Unsere Mission

Im Bericht des Bundesministeriums für Bildung und Forschung über die Lebenssituation junger Menschen und die Leistungen der Kinder und Jugendlichen in Deutschland ist zu lesen:

„Deutschland hat mit Blick auf sein öffentliches Bildungs-, Betreuungs- und Erziehungsangebot einen unübersehbaren Nachholbedarf. Zu lange und zu einseitig hat die ehemalige Bundesrepublik nahezu ausschließlich auf Familie und Schule als den fraglos gegebenen Stützpfeilern von Kindheit und Jugend gesetzt. Dabei war die Familie vor allem für die Betreuung und Erziehung der Kinder, die Schule für die Bildung verantwortlich. Gemeinsam bildeten sie das Koordinatensystem für das mehr oder minder reibungslose Aufwachsen von Kindern in einer sich rasch wandelnden Welt."
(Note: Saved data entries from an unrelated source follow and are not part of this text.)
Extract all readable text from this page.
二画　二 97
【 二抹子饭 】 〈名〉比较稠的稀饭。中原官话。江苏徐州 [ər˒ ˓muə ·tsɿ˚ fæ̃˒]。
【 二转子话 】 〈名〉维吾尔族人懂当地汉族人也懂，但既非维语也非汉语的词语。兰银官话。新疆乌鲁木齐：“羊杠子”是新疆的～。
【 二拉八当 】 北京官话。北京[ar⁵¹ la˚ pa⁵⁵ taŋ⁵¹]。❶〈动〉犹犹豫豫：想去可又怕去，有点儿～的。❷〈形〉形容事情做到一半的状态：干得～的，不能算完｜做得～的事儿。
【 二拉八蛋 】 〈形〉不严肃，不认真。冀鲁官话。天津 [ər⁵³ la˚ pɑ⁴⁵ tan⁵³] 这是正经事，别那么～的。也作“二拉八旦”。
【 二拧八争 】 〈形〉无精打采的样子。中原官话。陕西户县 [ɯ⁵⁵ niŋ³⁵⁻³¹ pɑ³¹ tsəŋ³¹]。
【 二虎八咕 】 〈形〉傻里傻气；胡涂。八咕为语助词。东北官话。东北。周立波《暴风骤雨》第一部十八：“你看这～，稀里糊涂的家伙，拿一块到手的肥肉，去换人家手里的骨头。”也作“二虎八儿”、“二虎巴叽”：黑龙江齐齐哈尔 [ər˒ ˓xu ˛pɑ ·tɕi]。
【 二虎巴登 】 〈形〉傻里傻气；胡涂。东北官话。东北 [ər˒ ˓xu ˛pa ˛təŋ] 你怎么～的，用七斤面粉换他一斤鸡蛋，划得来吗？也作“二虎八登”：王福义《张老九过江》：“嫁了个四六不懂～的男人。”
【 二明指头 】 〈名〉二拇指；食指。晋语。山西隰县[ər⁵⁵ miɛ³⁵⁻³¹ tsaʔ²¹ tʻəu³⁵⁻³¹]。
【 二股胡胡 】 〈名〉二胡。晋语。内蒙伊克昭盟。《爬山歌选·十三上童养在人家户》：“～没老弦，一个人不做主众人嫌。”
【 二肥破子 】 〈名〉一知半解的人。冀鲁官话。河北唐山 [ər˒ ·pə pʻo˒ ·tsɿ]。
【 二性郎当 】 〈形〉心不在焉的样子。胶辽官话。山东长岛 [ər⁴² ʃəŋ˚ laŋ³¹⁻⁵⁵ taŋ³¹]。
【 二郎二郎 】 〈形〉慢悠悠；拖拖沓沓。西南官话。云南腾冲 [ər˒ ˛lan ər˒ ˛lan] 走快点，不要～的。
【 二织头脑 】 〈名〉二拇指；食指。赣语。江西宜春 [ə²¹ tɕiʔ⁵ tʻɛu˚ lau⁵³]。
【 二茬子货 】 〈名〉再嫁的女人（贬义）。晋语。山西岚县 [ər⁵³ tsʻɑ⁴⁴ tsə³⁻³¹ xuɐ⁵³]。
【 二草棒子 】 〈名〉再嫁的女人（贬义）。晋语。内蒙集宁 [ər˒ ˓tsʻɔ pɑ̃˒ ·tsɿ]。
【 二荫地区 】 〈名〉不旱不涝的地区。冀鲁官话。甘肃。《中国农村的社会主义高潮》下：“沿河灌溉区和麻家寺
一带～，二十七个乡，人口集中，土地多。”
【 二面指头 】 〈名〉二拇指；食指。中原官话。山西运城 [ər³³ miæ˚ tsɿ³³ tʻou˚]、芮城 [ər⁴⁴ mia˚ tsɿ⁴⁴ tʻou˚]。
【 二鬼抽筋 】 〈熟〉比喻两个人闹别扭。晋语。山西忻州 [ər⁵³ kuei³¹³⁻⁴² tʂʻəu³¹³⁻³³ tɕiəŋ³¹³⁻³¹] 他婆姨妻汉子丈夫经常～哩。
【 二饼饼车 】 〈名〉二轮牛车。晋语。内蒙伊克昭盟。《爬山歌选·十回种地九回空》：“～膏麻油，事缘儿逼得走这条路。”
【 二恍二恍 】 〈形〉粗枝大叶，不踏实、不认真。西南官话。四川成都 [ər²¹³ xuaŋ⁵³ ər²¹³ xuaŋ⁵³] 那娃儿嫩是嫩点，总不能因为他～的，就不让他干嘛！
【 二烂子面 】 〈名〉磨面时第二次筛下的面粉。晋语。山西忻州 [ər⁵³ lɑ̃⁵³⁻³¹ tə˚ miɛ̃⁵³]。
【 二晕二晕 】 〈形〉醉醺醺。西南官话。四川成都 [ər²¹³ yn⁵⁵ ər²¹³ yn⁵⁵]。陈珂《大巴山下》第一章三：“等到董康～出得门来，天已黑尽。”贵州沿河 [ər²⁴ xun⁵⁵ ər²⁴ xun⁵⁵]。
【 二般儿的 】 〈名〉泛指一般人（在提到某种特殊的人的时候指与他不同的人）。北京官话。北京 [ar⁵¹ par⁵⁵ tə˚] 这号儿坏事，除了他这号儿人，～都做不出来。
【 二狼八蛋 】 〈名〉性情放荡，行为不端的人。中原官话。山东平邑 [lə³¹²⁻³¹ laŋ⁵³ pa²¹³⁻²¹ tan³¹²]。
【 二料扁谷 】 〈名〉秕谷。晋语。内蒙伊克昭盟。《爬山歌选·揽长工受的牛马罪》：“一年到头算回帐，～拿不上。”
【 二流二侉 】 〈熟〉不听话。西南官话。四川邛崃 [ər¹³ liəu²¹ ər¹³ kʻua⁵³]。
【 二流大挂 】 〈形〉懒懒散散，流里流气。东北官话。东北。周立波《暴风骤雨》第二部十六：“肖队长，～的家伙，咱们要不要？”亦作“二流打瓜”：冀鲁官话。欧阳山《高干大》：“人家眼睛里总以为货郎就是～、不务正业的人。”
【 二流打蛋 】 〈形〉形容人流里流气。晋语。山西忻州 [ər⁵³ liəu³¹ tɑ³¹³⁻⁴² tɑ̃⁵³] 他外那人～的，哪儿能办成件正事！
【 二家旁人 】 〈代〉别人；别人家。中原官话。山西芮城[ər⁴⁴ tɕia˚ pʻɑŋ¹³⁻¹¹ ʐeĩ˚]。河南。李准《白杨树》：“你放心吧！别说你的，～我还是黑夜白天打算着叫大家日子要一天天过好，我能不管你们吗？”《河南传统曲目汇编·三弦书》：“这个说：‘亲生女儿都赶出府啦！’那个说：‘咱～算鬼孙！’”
Dabei hat sich der Westen Deutschlands in seinem Denken und Handeln auf eine spezifische und lange Zeit auch wirksame Variante verlassen: auf das selbstverständliche Zusammenspiel einer geschlechtsspezifisch organisierten Familie einerseits und einer auf diesem Familienmodell beruhenden Halbtagsschule andererseits. Diese bundesrepublikanische Nachkriegskonstellation ist im Laufe der Jahrzehnte brüchig geworden und sie führte in den letzten Jahren zu intensiven Debatten um Betreuung und Bildung. Die Diskussionen wurzeln in den damit zusammenhängenden, unzureichend geklärten Fragen, wer in welcher Form und in welchem Umfang für Bildung, Betreuung und Erziehung der nachwachsenden Generation zuständig ist. Auch wenn die Bildungs- und Betreuungsfragen häufig getrennt diskutiert werden, haben sie dennoch in den genannten Unzulänglichkeiten ihren gemeinsamen Ursprung.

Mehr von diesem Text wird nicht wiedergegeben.